Atlantik,Tidenströme und bretonische Spezialitäten
Die Bootsübernahme findet in Cherbourg, Frankreich, statt. Die Marina Chantereyne ist modern und gut ausgestattet, verfügt über ein sehr empfehlenswertes Restaurant mit ausgezeichneter französischer Küche sowie einem kleinen Café gleich um die Ecke, in dem man wunderbar frühstücken und sich auch mit dem berühmten fleur de sel aus der Normandie – einem ganz besonders feinen Salz, das bestens als Souvenir für seine Lieben zu Hause geeignet ist – eindecken kann. Das Stadtzentrum ist nur 10 Minuten von der Marina entfernt und lädt zum Bummeln ein, mit vielen Cafés und Bistros, doch sollte man sich auf jeden Fall Zeit nehmen das Museum La cité de la mer zu besuchen in dem u. a. das größte öffentlich zugängliche Atom-U-Boot zu besichtigen ist. Ansonsten eignet sich Cherbourg ausgezeichnet dazu Vorräte für die Reise einzukaufen und dabei viele französische Köstlichkeiten zu bunkern: Pasteten, Cidre (französischer Apfelwein), die leckeren Tartes aux Citron (Zitronentörtchen) und ein paar Gläser Soupe de Poissons bretonne (Bretonische Fischsuppe) sollten danach auf jeden Fall an Bord sein.

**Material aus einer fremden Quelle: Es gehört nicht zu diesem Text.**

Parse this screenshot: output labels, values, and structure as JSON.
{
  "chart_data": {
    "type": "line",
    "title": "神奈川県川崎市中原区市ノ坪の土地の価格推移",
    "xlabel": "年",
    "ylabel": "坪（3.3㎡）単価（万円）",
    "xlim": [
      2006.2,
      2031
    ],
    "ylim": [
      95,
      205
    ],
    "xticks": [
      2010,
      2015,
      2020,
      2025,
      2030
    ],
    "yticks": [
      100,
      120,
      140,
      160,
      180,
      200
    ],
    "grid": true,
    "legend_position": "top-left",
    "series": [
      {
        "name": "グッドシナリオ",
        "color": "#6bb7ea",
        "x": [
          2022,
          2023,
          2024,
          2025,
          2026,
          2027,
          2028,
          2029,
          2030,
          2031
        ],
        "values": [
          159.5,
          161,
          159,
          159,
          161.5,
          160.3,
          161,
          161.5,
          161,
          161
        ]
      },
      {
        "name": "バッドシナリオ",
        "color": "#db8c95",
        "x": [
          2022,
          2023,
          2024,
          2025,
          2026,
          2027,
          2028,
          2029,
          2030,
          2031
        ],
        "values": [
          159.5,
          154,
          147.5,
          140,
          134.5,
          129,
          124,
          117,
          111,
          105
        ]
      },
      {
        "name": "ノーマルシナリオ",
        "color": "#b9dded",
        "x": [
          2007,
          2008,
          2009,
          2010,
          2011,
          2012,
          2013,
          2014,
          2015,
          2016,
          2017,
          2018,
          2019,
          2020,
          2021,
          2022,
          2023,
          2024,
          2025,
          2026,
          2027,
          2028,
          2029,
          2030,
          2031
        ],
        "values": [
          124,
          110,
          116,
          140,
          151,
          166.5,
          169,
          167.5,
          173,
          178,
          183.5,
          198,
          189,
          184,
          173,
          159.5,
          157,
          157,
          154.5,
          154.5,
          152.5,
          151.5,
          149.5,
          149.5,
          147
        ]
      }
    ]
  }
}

Am nächsten Tag heißt es dann „Leinen los" und obwohl Cherbourg ein „gezeitenfreier" Hafen ist, man also unabhängig von Ebbe und Flut jederzeit ein- und auslaufen kann, ist man gut beraten, einen Zeitpunkt zu wählen zu dem der Strom, der bis zu 5,4 Knoten erreicht, nicht gegen an steht, sondern – hoffentlich mit dem passenden Wind – das Boot kräftig in Richtung Kanalinseln schiebt.
Guernsey
Nach dem ersten Tag auf dem Atlantik kommt die Hafeneinfahrt von St. Peter´s Port auf Guernsey in Sicht. Das bei abendlicher Ankunft romantisch angestrahlte Castle Cornet und die beleuchtete Hafenpromenade vor der steil ansteigend errichteten Stadt mit den vielen Masten im Vordergrund machen St. Peter´s Port zum schönsten Stadthafen der Kanalinseln. Es wird erwartet, dass Besucher am Visitors´ Ponton der Victoria Marina festmachen und auf das Dinghy des Hafenkapitäns warten, der nicht nur das Formular zum Einklarieren, sondern auch eine kleine, sehr praktische Broschüre über die Insel überreicht und dann einen geeigneten Platz in der Marina zuweist. Voraussetzung ist natürlich, dass die Gezeitenberechnungen des Navigators stimmen und man zur richtigen Zeit angekommen und die Einfahrts-Sill ins innere Hafenbecken mit genug Wasser bedeckt ist. Ansonsten muss man einige Stunden warten, bis das Wasser wieder steigt. In jedem Fall macht man gleich mit einer sowohl in Frankreich, als auch in England und auf den Kanalinseln, sehr beliebten Praxis Bekanntschaft: „Im Päckchen liegen". Man tut es oft und – ganz im Gegensatz zu adriatischen Marinas – ganz problemlos und selbstverständlich. Drei, vier, manchmal sogar noch mehr Boote nebeneinander sind keine Seltenheit, vor allem auf den Visitors´ Pontons, wenn jeder darauf wartet, dass das Wasser steigt, damit er endlich ins Hafenbecken fahren kann. Zum Zeichen, dass eine andere Jacht längsseits willkommen ist, hängt man einen einzelnen „Freundschaftsfender" an die äußere Seite des Bootes.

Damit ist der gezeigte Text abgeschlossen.